Likelihood of revolution
Central bankers are highly skilled wordsmiths as well as economists. To perform their roles successfully, they must guide markets without rocking the boat. Carney’s comments appear revolutionary compared with previous luminaries Janet Yellen and Mario Draghi.

The macro-economic impacts of a digital currency or a pool of global currencies usurping the US dollar would be significant. And yet despite some reporting of Carney’s statements, they were not reflected in global currency trades, with the US dollar rallying against most big currencies in the weeks after the announcement.

Perhaps markets did not think he was serious, but he was nothing if not clear: “The main advantage of a multipolar IMFS [Institute for Monetary and Financial Stability] is diversification. Multiple reserve currencies would increase the supply of safe assets, alleviating the downward pressures on the global equilibrium interest rate that an asymmetric system can exert. And with many countries issuing global safe assets in competition with each other, the safety premium they receive should fall.

“A more diversified IMFS would also reduce spillovers from the core and by so doing lower the synchronisation of trade and financial cycles. That would in turn reduce the fragilities in the system, and increase the sustainability of capital flows, pushing up the equilibrium interest rate.”

Carney was a willing but unlikely contender for leadership of the International Monetary Fund, which will be decided by October 4, 2019, and is currently a one-horse race led by World Bank head Kristalina Georgieva. However, if Carney’s idea gains traction investors can expect significant turbulence in all financial markets. Execution, if any, would be crucial – Reagan’s planned devaluation of the US dollar in the 1980s was highly successful compared with the disastrous Nixon shock of 1971.

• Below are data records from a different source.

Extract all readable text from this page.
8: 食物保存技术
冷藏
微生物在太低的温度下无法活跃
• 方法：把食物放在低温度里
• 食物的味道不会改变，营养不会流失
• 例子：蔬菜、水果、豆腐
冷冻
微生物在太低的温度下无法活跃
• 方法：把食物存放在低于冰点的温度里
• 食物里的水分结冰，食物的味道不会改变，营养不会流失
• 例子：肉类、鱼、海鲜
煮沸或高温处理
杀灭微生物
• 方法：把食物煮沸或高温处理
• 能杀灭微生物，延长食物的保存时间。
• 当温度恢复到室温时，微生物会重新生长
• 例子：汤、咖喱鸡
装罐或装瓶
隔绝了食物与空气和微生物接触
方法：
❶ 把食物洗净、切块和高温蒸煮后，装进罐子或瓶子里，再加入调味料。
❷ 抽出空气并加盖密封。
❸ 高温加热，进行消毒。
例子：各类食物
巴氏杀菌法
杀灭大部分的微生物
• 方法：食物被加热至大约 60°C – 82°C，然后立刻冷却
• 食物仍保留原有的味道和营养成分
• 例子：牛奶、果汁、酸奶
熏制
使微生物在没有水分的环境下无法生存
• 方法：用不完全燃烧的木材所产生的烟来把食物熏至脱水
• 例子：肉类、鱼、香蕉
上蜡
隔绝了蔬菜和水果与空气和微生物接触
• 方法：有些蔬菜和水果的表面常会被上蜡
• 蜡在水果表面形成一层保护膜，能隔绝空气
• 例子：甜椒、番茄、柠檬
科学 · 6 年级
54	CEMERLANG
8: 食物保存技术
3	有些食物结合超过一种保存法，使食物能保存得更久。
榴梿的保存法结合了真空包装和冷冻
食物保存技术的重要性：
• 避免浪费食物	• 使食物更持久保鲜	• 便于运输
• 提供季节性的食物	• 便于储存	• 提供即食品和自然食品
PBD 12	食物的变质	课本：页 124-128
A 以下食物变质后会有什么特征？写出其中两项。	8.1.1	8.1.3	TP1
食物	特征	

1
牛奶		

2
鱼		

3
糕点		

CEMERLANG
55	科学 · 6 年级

The death of the US dollar has been entertained many times; however, momentum is rising as the US’s global dominance is falling. Amid negative interest rates and dollar devaluation, global powers large and small are united in their desire to take the US’s currency weapon. The ramifications of change are wide and varied but one thing is for sure – it will not be a smooth transition and growth, inflation, and volatility are all likely to be highly variable. The potential for political conflicts would also greatly increase.

Matthew Haupt is lead portfolio manager for WAM Leaders.